消防署の一日について
今回のテーマは消防署の一日についてです。
具体的には、消防隊員の泊まり勤務の一日ということですね。
今まで消防署には色々な仕事があると説明いたしました。
消防官の中には日勤専門で火災予防の仕事に携わっている者もいることについて説明いたしましたが。
今回は、泊まり勤務の消防隊員の一日について、説明いたします。
消防隊員は、通常泊まり勤務を当番とよんでいます。
当番とは、消防署に朝8時半から翌朝8時40分までいるわけですね。
その泊まり明けを非番とよんでいます。
何故8時半から翌朝の8時40分までかと申しますと、この10分間は「大交代」と呼びまして、前日の当番班と当日の当番班の間で、申し送りといって、次の日の当番隊員に必要事項を連絡するためにあてられているからです。
通常当番隊員は場所にもよりますが、ポンプ隊員、救急隊員、はしご隊員、指揮隊員等により構成されています。
当番の責任者は「大隊長」と呼ばれています。
軍隊のようですね。
まず、朝一番で前日の当番員から必要事項の申し送りを受けた後には、車両や器具の点検です。
午前中は災害出場がなければ、係事務といって、各係りに配置されていますので、自分の担当する事務にあたります。
午後からは、体力練成といって、体力を維持する運動です。
その体力練成が終わりましたら、各隊が訓練を行います。
夜になりますとミーテングというか、連絡事項と係り事務に入ります。
消防隊員は24時間、消防署におりますが、給料としてカウントされる時間は16時間です。
あとの8時間は休憩や仮眠時間となっています。
火災は夜間に起こることが多いので、仮眠といって服は着たままで、119番通報が入ると、すぐに出場できるように仮眠しています。
救急隊は大変ですね、夜間の出場が多いので、仮眠といっても、次々に救急要請がきまして出場しますので、2、3時間しか仮眠できないようですね。
消防隊員も夜間に火災があると当然徹夜で消火にあたりますね。
当番隊が受け持つ時間は翌朝8時半です。
たまに8時頃に火災が発生しますと、当番隊は、当然その火災の消火にあたりますので、非番の時間帯にも消火作業ですね。

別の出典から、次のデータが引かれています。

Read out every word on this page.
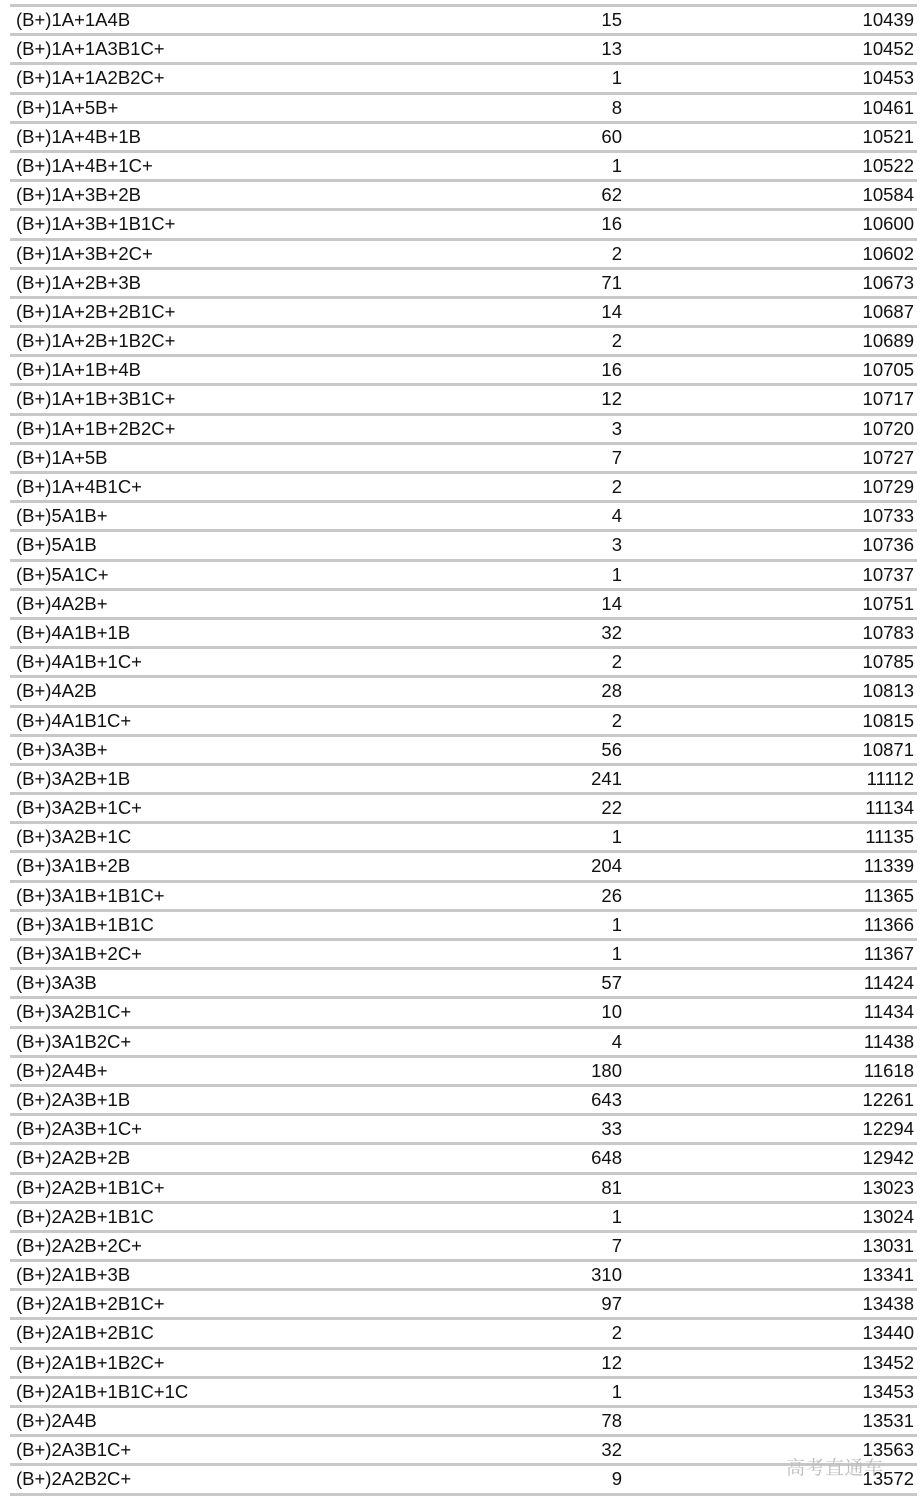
(B+)1A+1A4B	15	10439
(B+)1A+1A3B1C+	13	10452
(B+)1A+1A2B2C+	1	10453
(B+)1A+5B+	8	10461
(B+)1A+4B+1B	60	10521
(B+)1A+4B+1C+	1	10522
(B+)1A+3B+2B	62	10584
(B+)1A+3B+1B1C+	16	10600
(B+)1A+3B+2C+	2	10602
(B+)1A+2B+3B	71	10673
(B+)1A+2B+2B1C+	14	10687
(B+)1A+2B+1B2C+	2	10689
(B+)1A+1B+4B	16	10705
(B+)1A+1B+3B1C+	12	10717
(B+)1A+1B+2B2C+	3	10720
(B+)1A+5B	7	10727
(B+)1A+4B1C+	2	10729
(B+)5A1B+	4	10733
(B+)5A1B	3	10736
(B+)5A1C+	1	10737
(B+)4A2B+	14	10751
(B+)4A1B+1B	32	10783
(B+)4A1B+1C+	2	10785
(B+)4A2B	28	10813
(B+)4A1B1C+	2	10815
(B+)3A3B+	56	10871
(B+)3A2B+1B	241	11112
(B+)3A2B+1C+	22	11134
(B+)3A2B+1C	1	11135
(B+)3A1B+2B	204	11339
(B+)3A1B+1B1C+	26	11365
(B+)3A1B+1B1C	1	11366
(B+)3A1B+2C+	1	11367
(B+)3A3B	57	11424
(B+)3A2B1C+	10	11434
(B+)3A1B2C+	4	11438
(B+)2A4B+	180	11618
(B+)2A3B+1B	643	12261
(B+)2A3B+1C+	33	12294
(B+)2A2B+2B	648	12942
(B+)2A2B+1B1C+	81	13023
(B+)2A2B+1B1C	1	13024
(B+)2A2B+2C+	7	13031
(B+)2A1B+3B	310	13341
(B+)2A1B+2B1C+	97	13438
(B+)2A1B+2B1C	2	13440
(B+)2A1B+1B2C+	12	13452
(B+)2A1B+1B1C+1C	1	13453
(B+)2A4B	78	13531
(B+)2A3B1C+	32	13563
(B+)2A2B2C+	9	13572
高考直通车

また、食事の時間に火災の通報がありますと、食事は途中でやめて、出場ですね。
一般的に消防隊員は早食いの人が多いそうですが、このような理由からでしょうね。
救急隊は、出場が多いので、昼食にそばなど注文しないそうですよ、延びてしまいますからね。
笑い話のような話があります。
消防隊員はトイレで大きい方をするときも、いつ出場するか分からないので、扉をあけたまま用をたすとか。
実際はトイレにもスピーカーがはいっていますので、ちゃんと扉は閉めるそうですよ。
一応非番は翌朝8時40分ですが、すぐには中々帰れないようですね。
救急隊は、その当番中に出場した記録を残すために、夜間次々に出場するので、記録する時間がなく、非番に記録の事務を行うようですね。
また、新しく消防自動車の運転手「機関員というそうです」は、通報があった場合に即座にその地点まで行かなければならないので、非番日に、地図を片手に、最短ルートや消火栓の確認といった、地味な仕事もしているとか。
消防隊員の一日について、説明しましたが、いつ通報がくるかは分からない不規則な一日を勤務しているだけに、健康でなければつとまらない仕事のようですね。